Today I shall love more than I have. I will show more love and appreciation for my family and those around me.

Today I shall forgive and show compassion more than yesterday.

Today I will start spending more precious time with my children. I want to talk to them more, read one more bedtime story, and push the swing five more minutes at the park. I will not just hug them when they go to bed, but kiss them and hug them every morning, because tomorrow is not just another day, but an extra day to show them again how much I love them.

Today I will make sure my husband knows just how much I love him and appreciate him as a husband and a father to my children. I will tell him why I love him and what his friendship means to me. I will be a better friend and a listener.

Today I can't complain about one single solitary thing in my life. Today has been a gift from God. A chance to do all things I would do if it were my last day on earth. Did I love, forgive, cherish and accomplish everything I would do in my last day?

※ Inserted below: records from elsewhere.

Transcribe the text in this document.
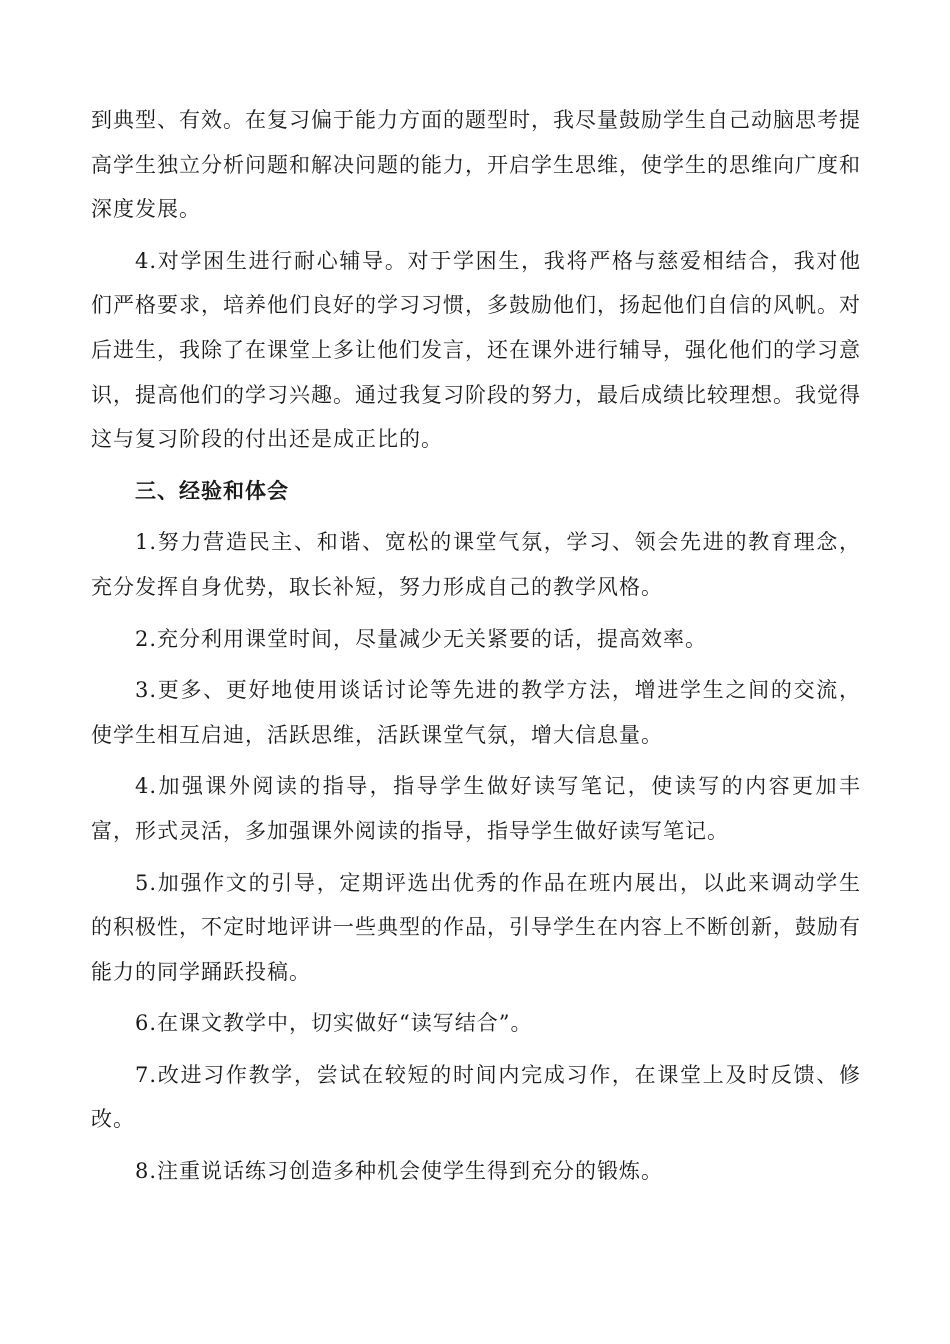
到典型、有效。在复习偏于能力方面的题型时，我尽量鼓励学生自己动脑思考提高学生独立分析问题和解决问题的能力，开启学生思维，使学生的思维向广度和深度发展。

4.对学困生进行耐心辅导。对于学困生，我将严格与慈爱相结合，我对他们严格要求，培养他们良好的学习习惯，多鼓励他们，扬起他们自信的风帆。对后进生，我除了在课堂上多让他们发言，还在课外进行辅导，强化他们的学习意识，提高他们的学习兴趣。通过我复习阶段的努力，最后成绩比较理想。我觉得这与复习阶段的付出还是成正比的。

三、经验和体会

1.努力营造民主、和谐、宽松的课堂气氛，学习、领会先进的教育理念，充分发挥自身优势，取长补短，努力形成自己的教学风格。

2.充分利用课堂时间，尽量减少无关紧要的话，提高效率。

3.更多、更好地使用谈话讨论等先进的教学方法，增进学生之间的交流，使学生相互启迪，活跃思维，活跃课堂气氛，增大信息量。

4.加强课外阅读的指导，指导学生做好读写笔记，使读写的内容更加丰富，形式灵活，多加强课外阅读的指导，指导学生做好读写笔记。

5.加强作文的引导，定期评选出优秀的作品在班内展出，以此来调动学生的积极性，不定时地评讲一些典型的作品，引导学生在内容上不断创新，鼓励有能力的同学踊跃投稿。

6.在课文教学中，切实做好“读写结合”。

7.改进习作教学，尝试在较短的时间内完成习作，在课堂上及时反馈、修改。

8.注重说话练习创造多种机会使学生得到充分的锻炼。
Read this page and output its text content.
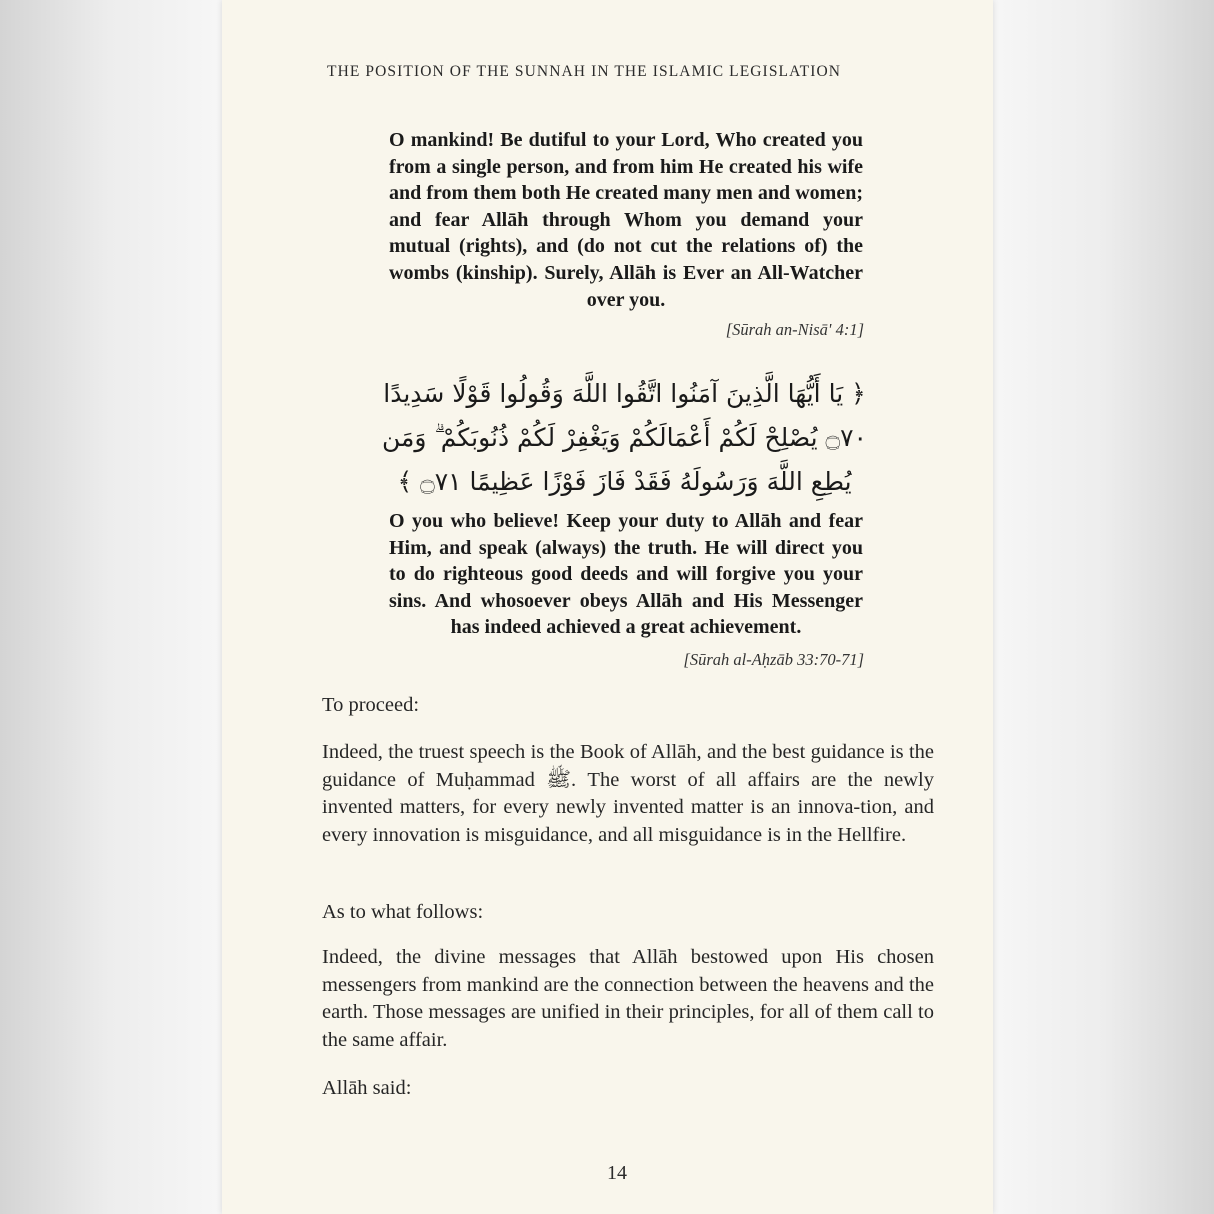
THE POSITION OF THE SUNNAH IN THE ISLAMIC LEGISLATION
O mankind! Be dutiful to your Lord, Who created you from a single person, and from him He created his wife and from them both He created many men and women; and fear Allāh through Whom you demand your mutual (rights), and (do not cut the relations of) the wombs (kinship). Surely, Allāh is Ever an All-Watcher over you.
[Sūrah an-Nisā' 4:1]
﴿ يَا أَيُّهَا الَّذِينَ آمَنُوا اتَّقُوا اللَّهَ وَقُولُوا قَوْلًا سَدِيدًا ۝٧٠ يُصْلِحْ لَكُمْ أَعْمَالَكُمْ وَيَغْفِرْ لَكُمْ ذُنُوبَكُمْ ۗ وَمَن يُطِعِ اللَّهَ وَرَسُولَهُ فَقَدْ فَازَ فَوْزًا عَظِيمًا ۝٧١ ﴾
O you who believe! Keep your duty to Allāh and fear Him, and speak (always) the truth. He will direct you to do righteous good deeds and will forgive you your sins. And whosoever obeys Allāh and His Messenger has indeed achieved a great achievement.
[Sūrah al-Aḥzāb 33:70-71]
To proceed:
Indeed, the truest speech is the Book of Allāh, and the best guidance is the guidance of Muḥammad ﷺ. The worst of all affairs are the newly invented matters, for every newly invented matter is an innova-tion, and every innovation is misguidance, and all misguidance is in the Hellfire.
As to what follows:
Indeed, the divine messages that Allāh bestowed upon His chosen messengers from mankind are the connection between the heavens and the earth. Those messages are unified in their principles, for all of them call to the same affair.
Allāh said:
14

Sure, I have my list of things to do before I die! There are many summits awaiting my arrival! Many I shall never reach. As I lay my head on my pillow tonight, I can only see one summit ahead that matters most to me. This trail leads closer to Jesus Christ and what kind of impression and legacy have I left to my family and friends.

In my dying hour, I don't want to glory in my own earthly achievements, but what I have done for eternity....that I have loved and cherished all that God wanted me to.

4 comments:

HOPE said...

This speaks volumes to the heart. It is amazing....how just a few months ago..I was thinking these same thoughts as my mammogram showed..."suspicious abnormalities"...I began to ponder these very thoughts of how I want to leave this world.
As dad says..I want people to look into my casket and say..HE loved and lived for the LORD Jesus Christ his Saviour. Not, what great worldly accomplishments I've made. Just...a faithful, thankful, servant of the LORD who is so worthy of our time and praise.
My prayers are with this woman and her family..and my sweet grandaughter who will be impressed by this event for the rest of her life.
Thank you for writing such a wonderful post about life and death and the importance of knowing Jesus Christ as our Saviour. What PEACE comes at times like this.
HUGS...

~~Deby said...

Beautiful post that I can relate too. My younger brother has brain cancer..has had two surgeries at UW....and it has come back...
my mom died almost two years ago of metastasize Breast cancer to her brain...
Loss and Grief are hard..but God is so much bigger...your friend is blessed to have you..and praying for your daughter on this journey
Deby

HOPE said...

HAPPY BIRTHDAY! Trail Hiker!!
I pray that today is blessed and the cares of life are put to rest in peace with the LORD.
We love you!

Anonymous said...

Wow, that was such a good reminder for me! Thank you for sharing it here. I wish I would have known it was your birthday, and here I missed it. I guess it is like me missing you, pretty awful!!! Miss you girl, thanks for encouraging me and challenging me even though we are miles and miles apart.